The following recommendations for future sensor-based classification models for single animal-related events result from the comparison of different evaluation variants and models on a comprehensive test data set: (1) The mastitis classification resulted in an overall mean AUC higher by 0.05 than the lameness classification, due to predictors with a higher correlation to the treatment (especially somatic cell count from monthly milk recordings with r = +0.18). (2) Over-and under-sampling of days with treatments in the training data did not improve the AUC when classifying the testing data, where the class balance should not be artificially increased and always reflect practical data. (3) The use of treatments as the target variable is required when using practical data over long periods of time and enables the use of potential self-learning models, which would not be possible with clinical observation. (4) The classification models presented here retain their interpretability with the ability to present feature importance and their significance to the farmer.
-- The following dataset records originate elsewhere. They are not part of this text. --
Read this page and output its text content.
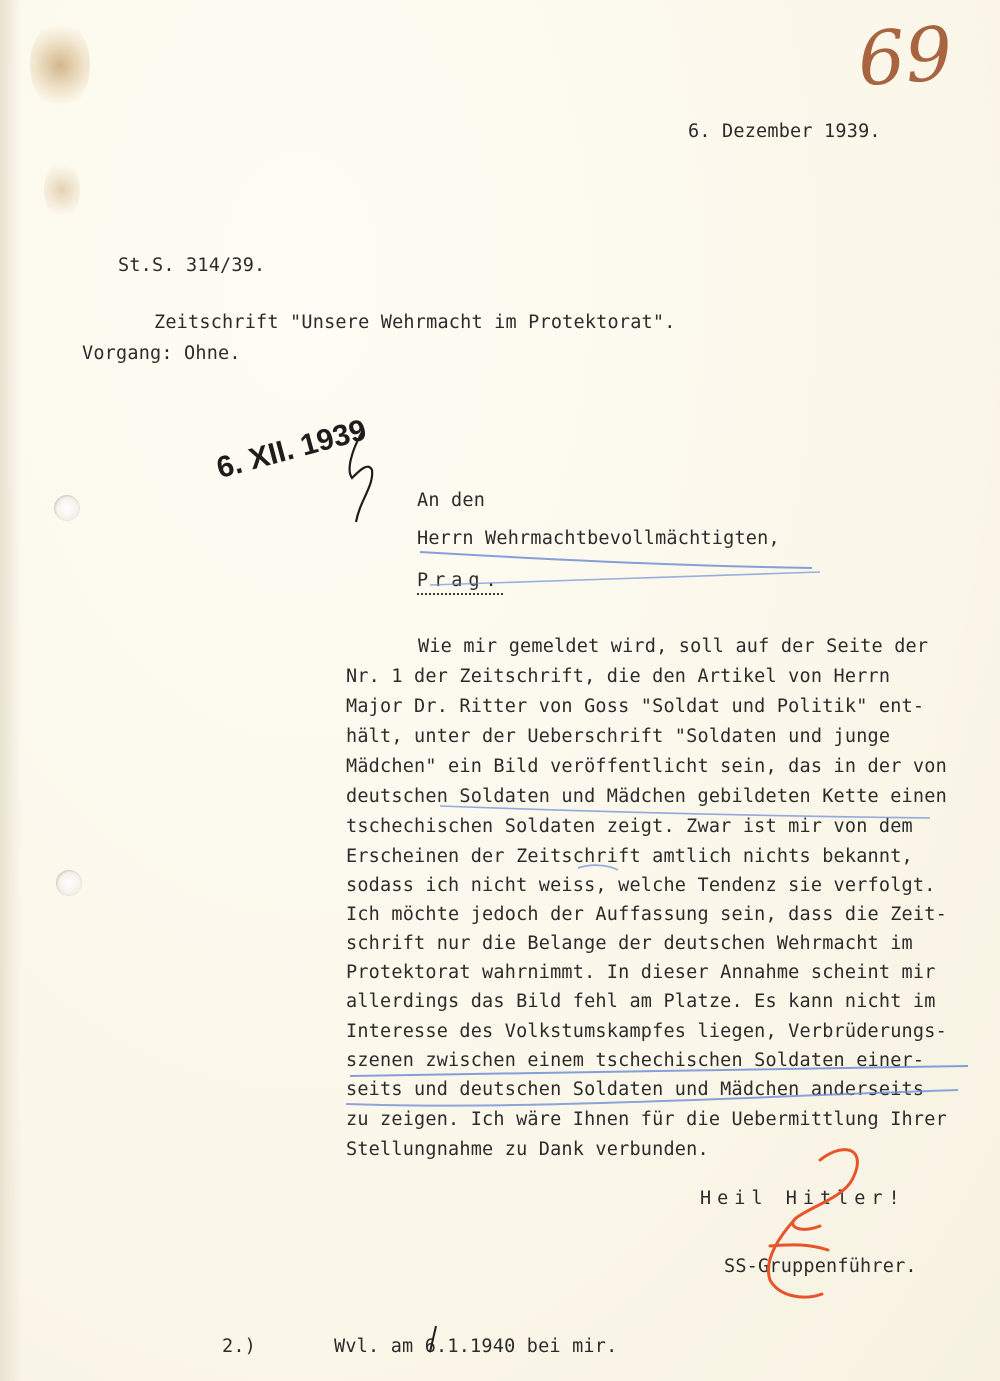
69
6. Dezember 1939.
St.S. 314/39.
Zeitschrift "Unsere Wehrmacht im Protektorat".
Vorgang: Ohne.
6. XII. 1939
An den
Herrn Wehrmachtbevollmächtigten,
Prag.
Wie mir gemeldet wird, soll auf der Seite der
Nr. 1 der Zeitschrift, die den Artikel von Herrn
Major Dr. Ritter von Goss "Soldat und Politik" ent-
hält, unter der Ueberschrift "Soldaten und junge
Mädchen" ein Bild veröffentlicht sein, das in der von
deutschen Soldaten und Mädchen gebildeten Kette einen
tschechischen Soldaten zeigt. Zwar ist mir von dem
Erscheinen der Zeitschrift amtlich nichts bekannt,
sodass ich nicht weiss, welche Tendenz sie verfolgt.
Ich möchte jedoch der Auffassung sein, dass die Zeit-
schrift nur die Belange der deutschen Wehrmacht im
Protektorat wahrnimmt. In dieser Annahme scheint mir
allerdings das Bild fehl am Platze. Es kann nicht im
Interesse des Volkstumskampfes liegen, Verbrüderungs-
szenen zwischen einem tschechischen Soldaten einer-
seits und deutschen Soldaten und Mädchen anderseits
zu zeigen. Ich wäre Ihnen für die Uebermittlung Ihrer
Stellungnahme zu Dank verbunden.
Heil Hitler!
SS-Gruppenführer.
2.)	Wvl. am 6.1.1940 bei mir.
This is an advantage over “black box” models such as deep neural networks, and should be considered in future models. (5) The best models, LR, ET, RF, GNB, and Soft Voting 1 and 2, obtained a mean AUC of 0.72–0.79 for mastitis and 0.66–0.71 for lameness, respectively, based on testing data from practical conditions and are recommended by us for this type of data.

This study shows that the classification of treatments using practical sensor data achieved similar results as comparable studies, with more classical methods (logistic regression) performing as well as newer methods (ExtraTrees, Gaussian Naïve Bayes). In a follow-up study, the transferability of the sensitivities and specificities obtained to practical data from dairy farms should be investigated and discussed.